In article <_
ZKdndTZ65ZR7T7K...@brightview.co.uk>,
This means the channels up through the heat exchanger are blocked.
Almost certainly nothing wrong with the gas valve or burners.
First thing, you need to get a different Gas Safe engineer (or CORGI
in Northern Ireland). The one you have is incompetent - he has
wrongly diagnosed the problem, and should have disconnected the boiler
as unsafe.
You said there was a fall of soot - where from?
You probably need to get the chimney swept before cleaning boiler.
Then you need to get the boiler serviced by someone who knows what
they're doing. This involves removing the burners and getting access
to the combustion channels and using a stiff brush to brush out all
the soot, being careful not to knock off too many of the heat
exchanger nipples. (Brushes are sized and shaped to fit channels in
different boilers.) Use mirrors and lights to ensure the channels
are completely clear of soot. Then the burners need soot and dust
cleaning out, and ensuring jet(s) and mixer tubes are clear (might
be one for all of them, or one per burner, depending on design).
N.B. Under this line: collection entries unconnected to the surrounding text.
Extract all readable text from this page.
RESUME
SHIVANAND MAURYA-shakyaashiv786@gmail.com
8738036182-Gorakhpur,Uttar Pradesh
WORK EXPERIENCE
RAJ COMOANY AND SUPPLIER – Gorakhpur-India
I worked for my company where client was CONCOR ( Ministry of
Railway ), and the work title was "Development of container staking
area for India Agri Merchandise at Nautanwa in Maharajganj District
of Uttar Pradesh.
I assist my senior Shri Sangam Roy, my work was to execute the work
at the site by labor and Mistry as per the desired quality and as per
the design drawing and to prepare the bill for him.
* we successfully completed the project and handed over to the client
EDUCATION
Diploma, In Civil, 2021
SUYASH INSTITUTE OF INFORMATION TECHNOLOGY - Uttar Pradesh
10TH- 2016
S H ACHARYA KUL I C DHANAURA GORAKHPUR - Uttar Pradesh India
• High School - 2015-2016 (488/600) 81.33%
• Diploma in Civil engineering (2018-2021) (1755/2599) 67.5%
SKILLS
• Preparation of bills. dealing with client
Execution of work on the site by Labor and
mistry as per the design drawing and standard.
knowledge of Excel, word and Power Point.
If the boiler is running properly, no soot is formed. In normal
operation, a small amount of solid debris forms (burned dust, flies,
etc) inside the heat exchanger. This falls off and can get into the
burner air intake (together with dust). As the air intake gets
restricted by dirt, the flames will start to generate soot, and this
drops back and rapidly makes the situation worse. Within a couple of
weeks, the effect will "run-away" rapidly generating more soot, which
rapidly makes it worse until it's ended up in the state yours is in.
It's an open-flued boiler and extremely dangerous to use in this
state, as it will be generating carbon monoxide in addition to soot.
This type of boiler really does need an annual check, and you should
have carbon monoxide detectors fitted and tested at the same time.